In another study [5], discrete temperature readings were recorded by placing 16 temperature sensors on the surface of the breast to detect normal, benign, cancer, and suspected cancer stages [5]. They used five classifiers namely, back-propagation algorithm, probabilistic neural network, fuzzy, Gaussian mixture model, and support vector machine for classification. They were able to achieve more than 80% accuracy in classifying the four different classes.

Similar to the results of the above mentioned studies, in this work, we have also demonstrated the utility of breast surface temperature as an indicator for malignancy. This method is suitable for young women for whom mammography has proved to be not very efficient. A thermogram presents a visual representation of ‘hot spots’ of the breast, and hence, the interpretation may be subjective. Therefore, we extracted texture features from the thermograms in order to feed into classifiers for automatic classification. This makes the interpretation more objective and automatic, and therefore, inter-observer variability of diagnostic prediction is highly reduced. By using the SVM classifier and the texture features, we have demonstrated that our proposed technique has a higher classification accuracy of 88.10% in differentiating normal and malignant breasts. The sensitivity and specificity were also high (85.71% and 90.48%, respectively).

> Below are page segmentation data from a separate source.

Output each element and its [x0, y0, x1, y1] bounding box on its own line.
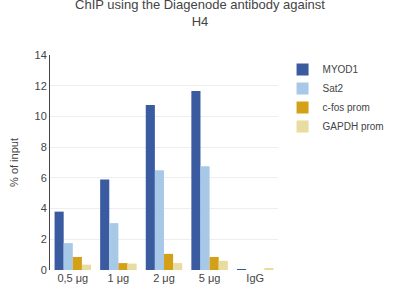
svg-text:14: 14 [35, 49, 47, 61]
svg-text:5 μg: 5 μg [199, 272, 221, 284]
svg-text:1 μg: 1 μg [108, 272, 130, 284]
svg-text:Sat2: Sat2 [323, 83, 344, 94]
svg-text:MYOD1: MYOD1 [323, 64, 359, 75]
svg-text:IgG: IgG [246, 272, 264, 284]
svg-text:8: 8 [41, 141, 47, 153]
svg-text:% of input: % of input [8, 138, 20, 187]
svg-text:2: 2 [41, 233, 47, 245]
svg-text:4: 4 [41, 202, 47, 214]
svg-text:0,5 μg: 0,5 μg [57, 272, 88, 284]
svg-text:6: 6 [41, 172, 47, 184]
svg-text:c-fos prom: c-fos prom [323, 102, 370, 113]
svg-text:2 μg: 2 μg [153, 272, 175, 284]
svg-text:GAPDH prom: GAPDH prom [323, 121, 384, 132]
svg-text:ChIP using the Diagenode antib: ChIP using the Diagenode antibody agains… [75, 0, 325, 29]
svg-text:12: 12 [35, 80, 47, 92]
svg-text:10: 10 [35, 110, 47, 122]
svg-text:0: 0 [41, 264, 47, 276]
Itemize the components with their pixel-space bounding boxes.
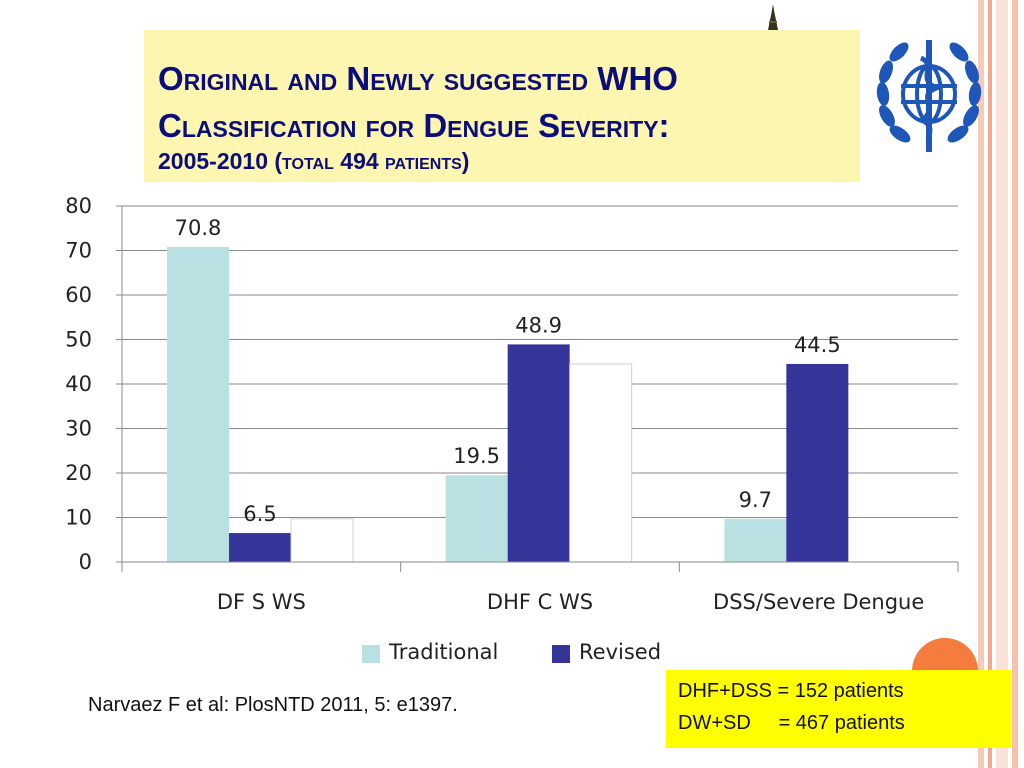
bar <box>229 533 291 562</box>
tower-icon <box>768 4 778 30</box>
data-label: 70.8 <box>175 216 222 240</box>
title-line-1: Original and Newly suggested WHO <box>158 60 678 97</box>
bar <box>507 344 570 562</box>
y-tick-label: 0 <box>79 550 92 574</box>
y-tick-label: 60 <box>65 283 92 307</box>
data-label: 9.7 <box>739 488 772 512</box>
x-category-label: DHF C WS <box>487 590 593 614</box>
title-line-3: 2005-2010 (total 494 patients) <box>158 148 470 174</box>
y-tick-label: 10 <box>65 506 92 530</box>
note-line-1: DHF+DSS = 152 patients <box>678 680 904 702</box>
stripe <box>1012 0 1018 768</box>
bar <box>786 363 849 562</box>
title-line-2: Classification for Dengue Severity: <box>158 107 670 144</box>
bar <box>569 363 633 563</box>
stripe <box>978 0 984 768</box>
data-label: 6.5 <box>243 502 276 526</box>
data-label: 44.5 <box>794 333 841 357</box>
bar <box>445 475 508 562</box>
stripe <box>996 0 1008 768</box>
stripe <box>988 0 992 768</box>
legend-label: Traditional <box>388 640 498 664</box>
y-tick-label: 30 <box>65 417 92 441</box>
y-tick-label: 80 <box>65 194 92 218</box>
x-category-label: DSS/Severe Dengue <box>713 590 924 614</box>
note-line-2: DW+SD = 467 patients <box>678 712 905 734</box>
legend-label: Revised <box>579 640 661 664</box>
bar <box>724 518 787 562</box>
y-tick-label: 40 <box>65 372 92 396</box>
y-tick-label: 70 <box>65 239 92 263</box>
x-category-label: DF S WS <box>217 590 306 614</box>
title-box: Original and Newly suggested WHO Classif… <box>144 30 860 182</box>
who-logo-icon <box>876 40 982 152</box>
data-label: 19.5 <box>453 444 500 468</box>
legend-swatch <box>362 645 380 663</box>
y-tick-label: 50 <box>65 328 92 352</box>
y-tick-label: 20 <box>65 461 92 485</box>
bar <box>290 518 354 563</box>
citation: Narvaez F et al: PlosNTD 2011, 5: e1397. <box>88 694 458 716</box>
legend-swatch <box>552 645 570 663</box>
bar <box>167 246 229 562</box>
data-label: 48.9 <box>515 313 562 337</box>
note-box: DHF+DSS = 152 patients DW+SD = 467 patie… <box>666 670 1011 748</box>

Out of the 25 cancerous cases studied here, there were 10 carcinoma patients with stage II cancer and 15 with stage III cancer. To make the proposed approach more useful, more thermograms have to be obtained from women with early stage I small malignancies, and texture features should be extracted from them and fed to the SVM classifier. Besides, detection of malignant breasts using infrared thermography can be further improved by developing an algorithm that analyzes the relevant segmented part of the breast area instead of using the cropped image. Moreover, the accuracy and reliability of the system can be improved by increasing the number of training images used for classification.

Conclusion

We have developed an automatic diagnosis technique for the assessment of breast cancer based on thermograms using texture features and the SVM classifier. In this work, we have proposed the use of four texture features namely moment1, moment3, run percentage, and gray level non-uniformity for representing the thermograms. These features reflect the pixel variation and contours in the images. On evaluating an SVM classifier with these features, a high accuracy of 88.10%, sensitivity and specificity of 85.71% and 90.48% respectively were obtained. The accuracy of a diagnostic tool that uses classifiers depends on several factors such as the size and quality of the training data and features chosen as classifier inputs. The accuracy can be further improved by extracting better texture features and by using a larger sample size. To summarize, we have demonstrated that infrared thermography with the help of an automatic classification algorithm can prove to be a valuable and reliable adjunct tool for physicians to detect the breast cancer.